ABC’s Sarah Parnass reports:
As two separate plans to solve the debt limit crisis work their way through the legislative process, and Republicans and Democrats continue to resist a bipartisan compromise, lawmakers on both sides are wondering whether the congressional leadership will find common ground to avert a financial crisis next week.
Although the plans, one proposed by Senate Majority Leader Harry Reid and the other by House Speaker John Boehner, are criticized by each opposing party’s ideological bases, one House Republican suggests the two sides aren’t as far apart as it may seem.

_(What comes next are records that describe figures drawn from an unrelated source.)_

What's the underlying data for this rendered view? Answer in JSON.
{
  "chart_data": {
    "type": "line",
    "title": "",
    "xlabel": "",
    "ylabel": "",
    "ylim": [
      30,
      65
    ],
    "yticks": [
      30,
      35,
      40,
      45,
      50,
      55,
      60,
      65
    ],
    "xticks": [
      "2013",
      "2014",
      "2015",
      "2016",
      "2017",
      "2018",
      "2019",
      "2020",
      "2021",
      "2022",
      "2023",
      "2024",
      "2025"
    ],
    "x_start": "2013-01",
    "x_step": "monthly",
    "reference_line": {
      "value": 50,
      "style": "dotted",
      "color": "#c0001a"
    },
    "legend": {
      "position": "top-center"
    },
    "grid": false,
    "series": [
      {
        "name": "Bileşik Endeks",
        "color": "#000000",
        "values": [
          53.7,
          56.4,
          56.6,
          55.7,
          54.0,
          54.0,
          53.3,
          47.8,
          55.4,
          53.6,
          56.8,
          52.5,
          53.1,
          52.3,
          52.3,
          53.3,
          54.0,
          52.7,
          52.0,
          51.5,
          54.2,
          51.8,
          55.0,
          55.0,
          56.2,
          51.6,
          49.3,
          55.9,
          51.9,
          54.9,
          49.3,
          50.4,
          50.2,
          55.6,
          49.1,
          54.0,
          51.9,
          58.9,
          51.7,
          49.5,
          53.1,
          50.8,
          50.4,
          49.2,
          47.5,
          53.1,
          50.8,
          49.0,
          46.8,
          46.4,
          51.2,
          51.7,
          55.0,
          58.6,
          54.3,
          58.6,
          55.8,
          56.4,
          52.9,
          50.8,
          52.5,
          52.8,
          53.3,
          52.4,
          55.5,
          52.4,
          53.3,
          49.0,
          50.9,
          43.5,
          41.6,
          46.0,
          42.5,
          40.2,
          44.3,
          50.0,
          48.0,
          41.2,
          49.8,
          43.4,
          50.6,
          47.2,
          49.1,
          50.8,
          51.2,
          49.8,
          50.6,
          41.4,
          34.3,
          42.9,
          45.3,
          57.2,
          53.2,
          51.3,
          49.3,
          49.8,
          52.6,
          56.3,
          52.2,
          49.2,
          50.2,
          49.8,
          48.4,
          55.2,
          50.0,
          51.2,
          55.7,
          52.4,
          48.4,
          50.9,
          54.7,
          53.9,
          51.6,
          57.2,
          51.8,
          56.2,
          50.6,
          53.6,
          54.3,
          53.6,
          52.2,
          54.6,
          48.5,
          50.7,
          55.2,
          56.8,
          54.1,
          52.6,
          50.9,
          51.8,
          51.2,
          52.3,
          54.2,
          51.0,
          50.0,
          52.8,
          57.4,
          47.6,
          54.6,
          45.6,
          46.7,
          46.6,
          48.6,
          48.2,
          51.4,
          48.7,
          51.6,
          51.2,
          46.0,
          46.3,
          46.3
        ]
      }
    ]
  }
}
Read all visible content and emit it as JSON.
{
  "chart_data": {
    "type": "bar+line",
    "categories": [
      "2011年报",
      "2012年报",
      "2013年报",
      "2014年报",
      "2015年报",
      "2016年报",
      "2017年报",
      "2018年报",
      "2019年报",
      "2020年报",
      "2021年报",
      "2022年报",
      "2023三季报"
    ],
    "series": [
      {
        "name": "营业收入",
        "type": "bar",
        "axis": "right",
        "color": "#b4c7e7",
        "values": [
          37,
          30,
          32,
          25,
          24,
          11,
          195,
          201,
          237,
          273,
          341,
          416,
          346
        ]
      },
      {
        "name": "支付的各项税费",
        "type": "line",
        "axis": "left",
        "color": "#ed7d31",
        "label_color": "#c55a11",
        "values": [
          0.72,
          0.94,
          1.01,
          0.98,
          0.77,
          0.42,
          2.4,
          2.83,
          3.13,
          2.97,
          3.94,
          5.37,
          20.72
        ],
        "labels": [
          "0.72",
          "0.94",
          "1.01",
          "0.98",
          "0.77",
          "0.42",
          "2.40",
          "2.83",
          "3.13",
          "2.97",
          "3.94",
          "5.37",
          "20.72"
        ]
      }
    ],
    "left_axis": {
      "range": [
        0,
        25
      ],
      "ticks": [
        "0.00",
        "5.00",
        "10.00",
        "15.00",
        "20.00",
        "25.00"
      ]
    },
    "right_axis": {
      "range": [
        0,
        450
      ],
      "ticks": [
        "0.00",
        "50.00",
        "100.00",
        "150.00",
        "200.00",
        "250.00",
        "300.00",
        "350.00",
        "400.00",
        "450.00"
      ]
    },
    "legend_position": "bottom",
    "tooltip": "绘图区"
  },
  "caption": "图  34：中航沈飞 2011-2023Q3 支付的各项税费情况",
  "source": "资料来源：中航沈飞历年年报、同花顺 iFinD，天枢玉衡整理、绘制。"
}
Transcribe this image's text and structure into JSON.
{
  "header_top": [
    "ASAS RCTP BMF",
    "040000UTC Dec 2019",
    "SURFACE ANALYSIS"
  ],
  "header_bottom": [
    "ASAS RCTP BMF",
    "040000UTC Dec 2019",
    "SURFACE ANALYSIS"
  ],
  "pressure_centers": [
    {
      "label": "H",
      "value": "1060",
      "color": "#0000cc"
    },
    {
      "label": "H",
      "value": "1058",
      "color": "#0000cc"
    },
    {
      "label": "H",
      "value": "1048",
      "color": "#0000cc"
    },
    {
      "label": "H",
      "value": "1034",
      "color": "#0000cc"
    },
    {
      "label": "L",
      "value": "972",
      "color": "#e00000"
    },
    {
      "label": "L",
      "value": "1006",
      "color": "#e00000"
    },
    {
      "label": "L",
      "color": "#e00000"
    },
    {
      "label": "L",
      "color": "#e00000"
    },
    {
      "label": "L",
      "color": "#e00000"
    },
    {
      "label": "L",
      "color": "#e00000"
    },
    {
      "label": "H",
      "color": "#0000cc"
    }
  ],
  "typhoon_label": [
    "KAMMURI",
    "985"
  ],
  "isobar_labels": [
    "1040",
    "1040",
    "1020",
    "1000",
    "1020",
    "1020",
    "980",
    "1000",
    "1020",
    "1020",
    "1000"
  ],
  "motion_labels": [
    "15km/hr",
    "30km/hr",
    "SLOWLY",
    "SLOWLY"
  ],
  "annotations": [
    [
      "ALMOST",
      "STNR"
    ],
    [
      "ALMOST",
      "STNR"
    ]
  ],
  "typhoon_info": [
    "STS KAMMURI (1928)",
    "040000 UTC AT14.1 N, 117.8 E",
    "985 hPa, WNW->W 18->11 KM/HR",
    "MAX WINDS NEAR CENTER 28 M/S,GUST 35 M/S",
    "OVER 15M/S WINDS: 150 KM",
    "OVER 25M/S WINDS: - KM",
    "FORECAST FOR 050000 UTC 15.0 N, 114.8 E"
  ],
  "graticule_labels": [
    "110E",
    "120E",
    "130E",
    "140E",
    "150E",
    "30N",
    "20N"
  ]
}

Rep. Jeff Flake, R-Ariz., said that if Reid’s bill, like Boehner’s revised plan, required the passage of a balanced budget constitutional amendment it would offer a true compromise that could satisfy both sides. Flake predicted that would put Democrats in a “political bind.”
“There’s not that much difference between the Reid bill and the Boehner bill. I’d take the Reid bill in its entirety – attach a balanced budget amendment. Force ‘em to say, ‘all right, the only thing we object to is a generic plain, balanced budget amendment,” Flake said. “I’d love to see that.”
Flake was a holdout on Boehner’s plan until Friday morning, when House Republicans decided to add a balanced budget amendment provision to the bill.
Once it was announced that such a measure would be added to Speaker Boehner’s plan, Flake joined his party’s ranks in supporting the bill, along with several other Republicans.
House Democrat Robert Andrews of New Jersey, however, said that in addition to his own ideological opposition to a balanced budget amendment, he doubted such a bill’s ability to pass in the Senate.
“That’s like saying, ‘we’ll extend the debt ceiling if I can play, you know, center field for the Yankees,’” Andrews said. “It isn’t happening, I wish it were, but it isn’t happening.”
Friday afternoon, a few hours before the House was set to vote on Boehner’s revised plan, House Majority Leader Eric Cantor was not yet willing to consider that kind of hypothetical compromise.
“We are not at the point right now that we’re negotiating any other thing other than the bill we’ve got on the floor,” Cantor, R-Va., said when asked if he could support the Reid plan if it included a balanced budget amendment requirement.
Cantor pointed out that while the House of Representatives has already approved one bill in the form of Cut, Cap and Balance, and is in the process of passing another today, the Senate has not yet passed a plan.
“It’s time for the majority leader of the Senate to live up to what he’s said that he doesn’t want to bring on economic collapse and the consequences of going past Aug. 2,” Cantor told ABC News Friday afternoon. “Let’s see some action on the part of the Senate.”
The House is scheduled to vote on Boehner’s plan for the debt ceiling this evening at approximately 6:00 p.m. Democrats have threatened that should such a measure pass the House, it would be “dead on arrival” in the Senate.
ABC's John Parkinson contributed to this report.